Les présidents de Sète et Montpellier confrontent leurs visions pour l'avenir du volley-ball français
À l'approche des demi-finales du championnat de France opposant les deux clubs héraultais, Alain Bilicki, président de Sète, et Jean-Charles Caylar, président de Montpellier, ont engagé un dialogue constructif sur les enjeux majeurs du volley-ball national. Leurs échanges révèlent des divergences sur plusieurs réformes récentes, mais aussi des convergences sur la nécessité de protéger l'essence du sport.
La formule des phases finales : un sujet de discorde persistante
La Ligue Nationale de Volley-ball (LNV) a introduit cette saison une nouvelle formule pour les phases finales, incluant un play-in pour les équipes classées de la 7e à la 10e place et des play-offs au meilleur des trois matchs jusqu'à la finale. Jean-Charles Caylar, ancien élu à la LNV, défend ardemment un format au meilleur des cinq matchs. "En Italie et en Pologne, cela fonctionne très bien comme ça", argumente-t-il. "La saison dernière, les quarts de finale étaient au meilleur des cinq matchs, il se crée alors une vraie histoire. Sportivement, cela a du sens par rapport au classement de la saison régulière. C'est vraiment le meilleur qui gagne." Il cite l'exemple frappant de Tours, éliminé en quart de finale par le 10e, Paris.
À l'inverse, Alain Bilicki plaide pour la stabilité. "Il faut donner une lisibilité à nos sponsors, nos partenaires", insiste-t-il. "Une décision a été votée par la Ligue, il y a des contents et des mécontents, mais il faut garder cette formule qui a l'avantage de laisser une part de surprise." Cette divergence illustre le débat entre tradition et innovation dans l'organisation des compétitions.
Le joker médical : une exception française controversée
Sur ce point, les deux dirigeants trouvent un terrain d'entente.
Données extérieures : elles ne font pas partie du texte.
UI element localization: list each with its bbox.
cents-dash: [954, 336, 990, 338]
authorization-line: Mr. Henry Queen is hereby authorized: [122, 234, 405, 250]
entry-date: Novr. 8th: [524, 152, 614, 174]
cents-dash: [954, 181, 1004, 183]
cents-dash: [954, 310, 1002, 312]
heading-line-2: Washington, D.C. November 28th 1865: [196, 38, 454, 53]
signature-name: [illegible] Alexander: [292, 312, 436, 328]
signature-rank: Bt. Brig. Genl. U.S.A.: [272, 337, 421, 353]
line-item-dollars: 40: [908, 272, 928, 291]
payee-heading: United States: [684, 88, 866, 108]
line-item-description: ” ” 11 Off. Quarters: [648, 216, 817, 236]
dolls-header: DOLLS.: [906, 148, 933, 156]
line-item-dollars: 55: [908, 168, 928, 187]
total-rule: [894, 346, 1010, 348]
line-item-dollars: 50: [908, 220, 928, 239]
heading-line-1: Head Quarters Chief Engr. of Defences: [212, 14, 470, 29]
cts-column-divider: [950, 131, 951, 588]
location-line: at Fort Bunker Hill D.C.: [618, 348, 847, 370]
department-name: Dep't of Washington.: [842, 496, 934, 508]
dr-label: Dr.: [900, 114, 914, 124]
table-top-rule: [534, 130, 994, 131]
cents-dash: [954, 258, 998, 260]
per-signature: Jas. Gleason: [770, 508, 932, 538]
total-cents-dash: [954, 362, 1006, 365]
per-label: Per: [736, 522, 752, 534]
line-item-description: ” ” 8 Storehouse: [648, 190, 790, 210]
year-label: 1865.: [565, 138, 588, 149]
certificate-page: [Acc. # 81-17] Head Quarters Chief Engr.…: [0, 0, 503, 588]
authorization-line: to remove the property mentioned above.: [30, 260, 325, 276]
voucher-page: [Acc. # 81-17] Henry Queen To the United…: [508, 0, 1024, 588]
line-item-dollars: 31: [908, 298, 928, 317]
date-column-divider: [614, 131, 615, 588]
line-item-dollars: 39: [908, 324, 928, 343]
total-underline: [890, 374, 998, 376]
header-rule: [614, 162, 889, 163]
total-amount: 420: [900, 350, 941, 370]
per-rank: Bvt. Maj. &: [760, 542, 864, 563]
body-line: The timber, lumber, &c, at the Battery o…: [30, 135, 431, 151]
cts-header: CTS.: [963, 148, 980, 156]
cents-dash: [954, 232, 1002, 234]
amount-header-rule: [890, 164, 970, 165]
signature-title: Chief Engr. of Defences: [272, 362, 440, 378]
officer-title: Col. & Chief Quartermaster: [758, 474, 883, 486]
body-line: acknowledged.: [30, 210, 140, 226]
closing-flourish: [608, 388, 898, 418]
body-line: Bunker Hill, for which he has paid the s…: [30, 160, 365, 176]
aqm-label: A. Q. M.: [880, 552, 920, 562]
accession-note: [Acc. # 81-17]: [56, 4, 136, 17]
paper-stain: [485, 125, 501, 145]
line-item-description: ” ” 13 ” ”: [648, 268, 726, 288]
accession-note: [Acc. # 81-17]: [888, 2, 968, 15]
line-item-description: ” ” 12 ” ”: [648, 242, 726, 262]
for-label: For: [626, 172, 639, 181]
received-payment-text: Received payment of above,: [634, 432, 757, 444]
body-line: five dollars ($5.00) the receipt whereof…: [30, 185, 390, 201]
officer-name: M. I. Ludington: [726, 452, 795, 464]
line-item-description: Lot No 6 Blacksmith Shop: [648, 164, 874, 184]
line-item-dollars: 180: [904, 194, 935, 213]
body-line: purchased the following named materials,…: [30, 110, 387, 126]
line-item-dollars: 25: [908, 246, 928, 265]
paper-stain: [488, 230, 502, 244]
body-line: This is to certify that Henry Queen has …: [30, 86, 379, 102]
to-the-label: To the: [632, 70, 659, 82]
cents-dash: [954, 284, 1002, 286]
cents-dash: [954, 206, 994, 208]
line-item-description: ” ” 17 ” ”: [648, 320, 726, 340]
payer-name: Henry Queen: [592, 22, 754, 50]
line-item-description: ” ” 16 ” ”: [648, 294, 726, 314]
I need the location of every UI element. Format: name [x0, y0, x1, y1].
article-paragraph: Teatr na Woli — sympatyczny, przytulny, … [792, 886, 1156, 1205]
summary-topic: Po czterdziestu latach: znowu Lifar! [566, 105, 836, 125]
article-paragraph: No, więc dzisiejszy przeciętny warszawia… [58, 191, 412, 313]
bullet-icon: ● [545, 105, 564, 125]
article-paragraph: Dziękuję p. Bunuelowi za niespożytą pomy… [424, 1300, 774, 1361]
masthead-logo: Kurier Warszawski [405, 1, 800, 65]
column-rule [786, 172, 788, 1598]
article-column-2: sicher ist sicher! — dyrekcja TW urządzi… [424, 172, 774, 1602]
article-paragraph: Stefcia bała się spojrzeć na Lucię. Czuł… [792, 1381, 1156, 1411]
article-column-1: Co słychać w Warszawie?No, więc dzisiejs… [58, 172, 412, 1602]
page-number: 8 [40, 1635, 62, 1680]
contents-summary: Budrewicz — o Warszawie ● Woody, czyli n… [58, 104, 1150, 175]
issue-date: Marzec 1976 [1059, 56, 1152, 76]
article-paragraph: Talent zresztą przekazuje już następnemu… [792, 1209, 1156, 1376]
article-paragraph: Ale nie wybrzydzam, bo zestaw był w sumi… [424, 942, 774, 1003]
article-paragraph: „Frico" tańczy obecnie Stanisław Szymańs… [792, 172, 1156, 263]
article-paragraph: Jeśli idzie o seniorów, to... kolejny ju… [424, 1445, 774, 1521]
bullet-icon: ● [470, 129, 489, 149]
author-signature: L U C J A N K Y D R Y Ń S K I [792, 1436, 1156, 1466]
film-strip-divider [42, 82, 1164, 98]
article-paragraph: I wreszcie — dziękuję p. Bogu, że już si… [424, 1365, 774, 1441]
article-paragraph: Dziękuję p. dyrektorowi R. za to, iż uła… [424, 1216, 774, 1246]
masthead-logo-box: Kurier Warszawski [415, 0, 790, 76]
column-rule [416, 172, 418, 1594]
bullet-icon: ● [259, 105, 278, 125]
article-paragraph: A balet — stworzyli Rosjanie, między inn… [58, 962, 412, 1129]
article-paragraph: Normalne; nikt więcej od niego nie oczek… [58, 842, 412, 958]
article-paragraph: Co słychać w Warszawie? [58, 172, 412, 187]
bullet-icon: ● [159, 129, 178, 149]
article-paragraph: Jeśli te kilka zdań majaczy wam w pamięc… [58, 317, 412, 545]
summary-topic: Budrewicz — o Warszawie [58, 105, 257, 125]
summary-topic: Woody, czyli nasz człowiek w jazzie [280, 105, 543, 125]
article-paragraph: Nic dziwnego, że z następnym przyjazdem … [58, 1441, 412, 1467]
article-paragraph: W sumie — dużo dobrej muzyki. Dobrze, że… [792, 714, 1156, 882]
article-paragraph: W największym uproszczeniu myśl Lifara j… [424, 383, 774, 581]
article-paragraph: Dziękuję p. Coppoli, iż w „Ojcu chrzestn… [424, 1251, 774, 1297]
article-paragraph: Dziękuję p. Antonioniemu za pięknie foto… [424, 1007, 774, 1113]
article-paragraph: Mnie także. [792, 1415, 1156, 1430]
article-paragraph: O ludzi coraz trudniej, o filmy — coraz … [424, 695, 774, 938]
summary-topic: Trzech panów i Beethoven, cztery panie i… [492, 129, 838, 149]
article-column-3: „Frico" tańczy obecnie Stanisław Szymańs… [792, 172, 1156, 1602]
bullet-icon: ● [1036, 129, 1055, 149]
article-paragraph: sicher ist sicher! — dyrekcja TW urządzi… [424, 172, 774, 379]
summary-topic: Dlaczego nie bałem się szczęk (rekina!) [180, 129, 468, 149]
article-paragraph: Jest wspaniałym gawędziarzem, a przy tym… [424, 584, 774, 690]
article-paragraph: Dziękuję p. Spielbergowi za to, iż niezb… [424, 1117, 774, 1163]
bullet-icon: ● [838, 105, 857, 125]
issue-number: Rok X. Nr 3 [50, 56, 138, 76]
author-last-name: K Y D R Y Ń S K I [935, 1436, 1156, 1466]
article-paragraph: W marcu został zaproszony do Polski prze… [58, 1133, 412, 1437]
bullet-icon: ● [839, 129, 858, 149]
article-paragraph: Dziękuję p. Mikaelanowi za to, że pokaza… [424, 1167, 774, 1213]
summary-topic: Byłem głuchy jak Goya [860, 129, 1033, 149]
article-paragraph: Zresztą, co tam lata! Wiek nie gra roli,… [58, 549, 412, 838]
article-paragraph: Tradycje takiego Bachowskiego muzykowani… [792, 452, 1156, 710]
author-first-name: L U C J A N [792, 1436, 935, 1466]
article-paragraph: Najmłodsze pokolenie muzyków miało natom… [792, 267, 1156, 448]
La règle du joker médical, qui permet aux clubs de recruter un joueur en dehors des périodes de transferts en cas de blessure, est vivement critiquée. Alain Bilicki déclare sans ambages : "Il faut arrêter avec le joker médical. Ce sera en discussion à la prochaine assemblée générale de la Ligue. Peut-être qu'on sera contraint par le droit du travail mais il faudrait peut-être mettre en place un code éthique ou quelque chose comme ça."
Jean-Charles Caylar renchérit en soulignant l'isolement de la France sur cette pratique. "Il n'y a qu'en France où on invente l'histoire du joker médical. On est les seuls en Europe à avoir cette règle", affirme-t-il. Il évoque l'exemple du club italien Trentino, qui a dû composer avec la blessure d'Alessandro Michieletto sans possibilité de remplacement, aboutissant à son élimination précoce. "Je souhaite qu'à partir de la fin de la période de mercato, le 31 janvier, les mouvements s'arrêtent. Les blessures font partie du sport", conclut-il, défendant une vision plus pure de la compétition.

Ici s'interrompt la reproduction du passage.